Título: Trombada à vista
Autor: Celso Ming
Fonte: O Estado de São Paulo, 18/03/2006, Economia & Negócios, p. B2

É assustadora a velocidade com que vai aumentando o rombo da Previdência Social. Como o salário mínimo deste ano foi reajustado em 16,7% (para R$ 350) e este é também o piso mínimo para o benefício dos aposentados, vai ser quase inevitável que o déficit deste ano atinja os R$ 48,5 bilhões.

Déficit (ou, como o povo prefere dizer, rombo) é a diferença, a menor, entre receitas e despesas. Há quem se revolte quando ouve falar em déficit da Previdência Social, por duas razões. Primeira, porque na sua criação (anos 40) previa-se que o setor público pagaria ao menos um terço da contribuição e não faria sentido contabilizar como déficit o que fosse obrigação. Segunda, mais de 25% das despesas da Previdência atendem a beneficiários que nunca contribuíram e, assim, deveriam ser considerados gastos com assistência social e não com previdência.

Infelizmente, essas razões não passam de questões de semântica contábil, digamos assim. O fato é que as receitas da Previdência andam de carroça e as despesas, de caminhão. Se nada for feito, a trombada é inevitável. O gráfico desta página mostra como o déficit evolui desde 2001. Medidas em tamanho do PIB, a arrecadação está estacionada em torno dos 5,2% e a despesa, que era de 5,2% em 1998 deverá atingir este ano os 7,9%, conforme projeções do especialista Fábio Giambiagi, economista do Instituto de Pesquisas Econômicas Aplicadas (Ipea).

Há três dias, causou espanto a revelação do Banco Central de que apenas a dívida do governo federal em títulos públicos ultrapassou em fevereiro a marca de R$ 1 trilhão. E, no entanto, este não é o mais importante passivo público. Bem maior é o passivo previdenciário, que não figura em contabilidade nenhuma. Se o déficit do Sistema Geral da Previdência previsto para este ano, de R$ 48,5 bilhões, se mantivesse estagnado nesse valor (é claro que vai continuar crescendo), em pouco mais de 20 anos o governo federal terá de arranjar outro R$ 1 trilhão apenas para cobrir essa diferença.

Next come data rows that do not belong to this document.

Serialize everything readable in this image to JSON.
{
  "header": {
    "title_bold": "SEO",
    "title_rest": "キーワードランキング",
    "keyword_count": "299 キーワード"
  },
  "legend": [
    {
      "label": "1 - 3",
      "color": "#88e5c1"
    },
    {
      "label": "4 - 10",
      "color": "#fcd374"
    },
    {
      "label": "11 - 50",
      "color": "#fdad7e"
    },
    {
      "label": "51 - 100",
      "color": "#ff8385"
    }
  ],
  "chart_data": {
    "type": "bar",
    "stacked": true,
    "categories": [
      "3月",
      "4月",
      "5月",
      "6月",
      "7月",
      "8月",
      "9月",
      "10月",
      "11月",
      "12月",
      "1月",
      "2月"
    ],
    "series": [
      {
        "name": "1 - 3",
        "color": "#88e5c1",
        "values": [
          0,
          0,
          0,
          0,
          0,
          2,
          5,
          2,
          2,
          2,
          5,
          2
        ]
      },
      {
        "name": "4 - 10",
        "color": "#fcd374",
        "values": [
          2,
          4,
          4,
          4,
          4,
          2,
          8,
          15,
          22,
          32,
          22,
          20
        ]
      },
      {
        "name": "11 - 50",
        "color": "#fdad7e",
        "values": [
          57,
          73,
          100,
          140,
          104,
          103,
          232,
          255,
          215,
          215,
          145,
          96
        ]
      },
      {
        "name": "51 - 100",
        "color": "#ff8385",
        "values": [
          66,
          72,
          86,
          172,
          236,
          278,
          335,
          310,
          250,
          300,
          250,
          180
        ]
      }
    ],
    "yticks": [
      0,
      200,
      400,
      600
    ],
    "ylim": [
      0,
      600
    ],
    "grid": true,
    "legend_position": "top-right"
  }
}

As contas da Previdência são um desafio à matemática; não fecham nunca. Começa pelo fato de que a maioria dos segurados da Previdência passa cerca de 30 anos de sua vida profissional contribuindo com uma fração do salário previdenciário futuro para passar depois outros 30 anos (como aposentado) ganhando salário previdenciário integral. E tem mais: a economia informal impede o crescimento das receitas; o emprego em empresas, com carteira assinada e tudo, é um animal em extinção, o que reduz a contribuição do empregador; e o aposentado está vivendo cada vez mais, o que significa que as aposentadorias têm de ser pagas por mais tempo.

A questão previdenciária é mais grave do que a própria dívida pública mobiliária, que já é considerada um dos maiores problemas da economia brasileira, porque paralisa tudo.

Enfim, a encrenca da Previdência é o principal problema fiscal do Brasil. E não consola em nada a afirmação tantas vezes repetida de que todos os grandes países do mundo enfrentam a mesma situação.

Isto posto, fazer o quê? Não há solução indolor. O ex-ministro José Cechin insiste em que é preciso desvincular os reajustes do INSS do reajuste do salário mínimo: o aposentado teria direito só ao reajuste de acordo com a inflação. O especialista em Contas Públicas Raul Velloso sugere que se separe lé de cré: o que for aposentadoria segue com os direitos de lei; o que for assistência social ficará com o que sobrar das receitas orçamentárias. O professor Fábio Giambiagi entende que não haverá solução enquanto a idade mínima para aposentadoria não subir para 65 anos. Outras sugestões combinam as opções anteriores.

Em toda rota de colisão há um tempo máximo em que ainda se pode evitar o desastre. Se o próximo governo não encaminhar uma solução, poderá ser tarde demais.